Creamy Coconut Mushroom Soup – A Luxurious Dairy-Free Treat

Dairy-Free

Indulge in the creamy, comforting taste of this coconut mushroom soup. It’s a dairy-free delight that combines the earthy flavor of mushrooms with the smooth richness of coconut milk. Perfect for a cozy dinner or a light yet satisfying meal.

  • Total Cooking Time: 30 minutes
  • Prep Time: 10 minutes
  • Cook Time: 20 minutes
  • Servings: 4

Ingredients

  • 500 g mushrooms (button, cremini, or a mix), sliced
  • 1 can (400 ml) full-fat coconut milk
  • 500 ml vegetable broth
  • 1 medium onion, finely chopped
  • 2 cloves garlic, minced
  • 2 tbsp coconut oil (or olive oil)
  • 1 tsp fresh thyme (or ½ tsp dried)
  • ½ tsp black pepper
  • ½ tsp sea salt (adjust to taste)
  • ½ tsp smoked paprika (optional, for extra depth)
  • 1 tbsp coconut aminos or soy sauce (for umami)
  • 1 tbsp arrowroot powder or cornstarch (optional, for thickening)

Instructions

  1. Sauté the Aromatics: Heat coconut oil in a large pot over medium heat.
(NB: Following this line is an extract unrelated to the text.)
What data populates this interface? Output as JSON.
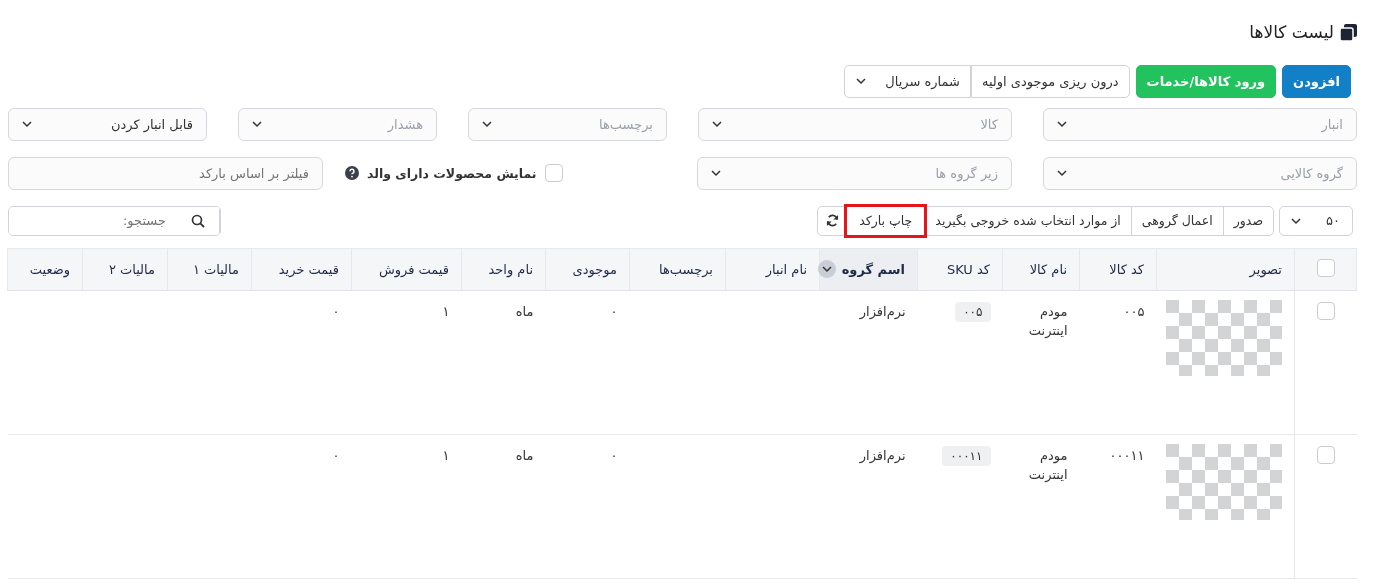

Add the chopped onion and cook until translucent (about 3 minutes). Stir in the garlic and cook for another 30 seconds.
  2. Cook the Mushrooms: Add the sliced mushrooms and cook until they release their moisture and start to brown (about 5-7 minutes). Stir occasionally.
  3. Build the Flavor: Sprinkle in thyme, black pepper, salt, and smoked paprika. Stir in the coconut aminos (or soy sauce) for extra umami.
  4. Add the Liquids: Pour in the vegetable broth and bring to a gentle simmer. Let it cook for about 10 minutes to deepen the flavors.
  5. Blend (Optional): For a smooth and creamy texture, use an immersion blender to partially or fully blend the soup. If you prefer a chunkier soup, skip this step.
  6. Add Coconut Milk & Thicken (If Needed): Stir in the coconut milk. If a thicker consistency is desired, dissolve arrowroot powder in a bit of water and stir it into the soup. Let it simmer for 2 more minutes.
  7. Serve & Garnish: Ladle the soup into bowls and top with extra sautéed mushrooms, a swirl of coconut milk, and fresh thyme.
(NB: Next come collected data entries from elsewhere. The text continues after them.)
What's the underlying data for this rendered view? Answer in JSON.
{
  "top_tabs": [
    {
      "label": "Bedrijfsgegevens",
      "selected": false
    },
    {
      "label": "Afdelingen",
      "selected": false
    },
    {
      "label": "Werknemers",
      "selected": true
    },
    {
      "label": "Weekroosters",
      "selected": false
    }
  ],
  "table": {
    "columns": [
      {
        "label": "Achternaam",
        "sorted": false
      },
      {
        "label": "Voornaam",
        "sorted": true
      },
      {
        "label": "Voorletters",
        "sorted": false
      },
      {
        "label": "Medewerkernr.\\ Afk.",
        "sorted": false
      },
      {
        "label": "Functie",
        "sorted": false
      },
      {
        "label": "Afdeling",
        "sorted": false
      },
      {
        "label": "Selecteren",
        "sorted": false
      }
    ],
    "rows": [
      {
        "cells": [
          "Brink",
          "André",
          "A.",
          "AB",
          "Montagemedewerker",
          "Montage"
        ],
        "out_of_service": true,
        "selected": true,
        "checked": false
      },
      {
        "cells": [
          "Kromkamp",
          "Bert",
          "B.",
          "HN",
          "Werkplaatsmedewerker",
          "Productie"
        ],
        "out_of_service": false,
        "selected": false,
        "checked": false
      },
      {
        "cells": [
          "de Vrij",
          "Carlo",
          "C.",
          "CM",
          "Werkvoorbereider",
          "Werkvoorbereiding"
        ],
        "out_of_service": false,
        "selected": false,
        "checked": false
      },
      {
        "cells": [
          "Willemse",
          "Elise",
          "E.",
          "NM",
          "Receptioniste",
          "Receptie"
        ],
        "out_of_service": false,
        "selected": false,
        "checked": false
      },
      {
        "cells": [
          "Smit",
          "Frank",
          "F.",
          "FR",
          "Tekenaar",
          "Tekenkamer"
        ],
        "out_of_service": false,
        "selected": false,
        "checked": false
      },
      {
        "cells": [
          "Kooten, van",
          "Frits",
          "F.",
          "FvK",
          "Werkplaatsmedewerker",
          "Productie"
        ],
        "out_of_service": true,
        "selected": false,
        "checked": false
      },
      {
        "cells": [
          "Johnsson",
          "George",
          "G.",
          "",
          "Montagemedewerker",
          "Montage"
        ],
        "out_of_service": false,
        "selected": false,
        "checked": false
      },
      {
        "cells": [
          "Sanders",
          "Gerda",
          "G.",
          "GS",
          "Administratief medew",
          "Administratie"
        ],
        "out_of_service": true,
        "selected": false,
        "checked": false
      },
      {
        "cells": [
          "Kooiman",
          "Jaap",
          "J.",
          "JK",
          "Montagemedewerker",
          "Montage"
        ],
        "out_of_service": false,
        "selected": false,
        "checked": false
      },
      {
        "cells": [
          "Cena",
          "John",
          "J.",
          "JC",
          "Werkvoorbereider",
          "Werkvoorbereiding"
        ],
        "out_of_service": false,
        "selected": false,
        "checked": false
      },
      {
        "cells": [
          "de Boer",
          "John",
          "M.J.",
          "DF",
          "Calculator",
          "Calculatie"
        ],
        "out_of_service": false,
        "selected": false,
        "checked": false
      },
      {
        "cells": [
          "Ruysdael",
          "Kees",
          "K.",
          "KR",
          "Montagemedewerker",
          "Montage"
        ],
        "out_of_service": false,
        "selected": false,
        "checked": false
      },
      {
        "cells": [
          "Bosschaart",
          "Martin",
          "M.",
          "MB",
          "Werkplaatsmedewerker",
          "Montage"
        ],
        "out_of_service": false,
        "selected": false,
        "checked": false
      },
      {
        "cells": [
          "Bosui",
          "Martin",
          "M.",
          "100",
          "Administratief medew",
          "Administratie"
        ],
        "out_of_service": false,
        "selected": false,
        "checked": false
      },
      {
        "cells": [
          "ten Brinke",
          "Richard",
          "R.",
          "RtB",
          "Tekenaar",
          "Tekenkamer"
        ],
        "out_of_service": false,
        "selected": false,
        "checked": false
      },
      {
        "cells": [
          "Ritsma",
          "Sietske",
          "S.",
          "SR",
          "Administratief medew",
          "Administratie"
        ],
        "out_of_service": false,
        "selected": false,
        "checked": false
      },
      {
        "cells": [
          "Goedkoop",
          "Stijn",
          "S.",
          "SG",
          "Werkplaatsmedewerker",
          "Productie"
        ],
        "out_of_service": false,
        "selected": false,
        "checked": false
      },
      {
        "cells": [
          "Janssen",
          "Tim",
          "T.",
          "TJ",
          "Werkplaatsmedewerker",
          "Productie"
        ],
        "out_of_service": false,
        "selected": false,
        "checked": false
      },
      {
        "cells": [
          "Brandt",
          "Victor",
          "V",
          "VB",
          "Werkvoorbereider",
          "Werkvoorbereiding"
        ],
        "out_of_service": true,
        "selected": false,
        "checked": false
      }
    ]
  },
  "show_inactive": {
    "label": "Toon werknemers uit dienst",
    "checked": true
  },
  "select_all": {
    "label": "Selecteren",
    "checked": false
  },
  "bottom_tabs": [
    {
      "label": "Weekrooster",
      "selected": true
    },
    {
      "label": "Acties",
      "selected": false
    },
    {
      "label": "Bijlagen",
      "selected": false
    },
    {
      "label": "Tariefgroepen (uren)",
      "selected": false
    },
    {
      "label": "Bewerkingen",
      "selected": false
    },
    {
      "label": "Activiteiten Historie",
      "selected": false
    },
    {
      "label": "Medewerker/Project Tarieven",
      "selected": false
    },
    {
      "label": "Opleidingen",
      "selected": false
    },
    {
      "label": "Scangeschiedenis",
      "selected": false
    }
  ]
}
Nutritional Information (per serving)

  • Calories: 210
  • Protein: 5 g
  • Fats: 17 g
  • Carbohydrates: 12 g
  • Fiber: 3 g
  • Sugar: 3 g

Vitamins & Benefits

  • Mushrooms: Rich in antioxidants and vitamin D, great for immune support.
  • Coconut Milk: Provides healthy fats that promote satiety and brain function.
  • Garlic & Onion: Contain anti-inflammatory properties and support heart health.

Mushrooms are one of the few plant-based sources of vitamin D, making them an excellent choice for those on a dairy-free diet!

Storage Tips

  • Refrigerate: Store in an airtight container for up to 4 days.
  • Freeze: Can be frozen for up to 2 months. Thaw in the fridge overnight before reheating.

FAQ

Can I use light coconut milk?
Yes, but the soup will be less creamy. Full-fat coconut milk gives the best texture.

What can I use instead of coconut milk?
You can try cashew cream or almond milk, but coconut milk provides the best flavor.

Can I add other vegetables?
Absolutely! Spinach, kale, or carrots would make great additions.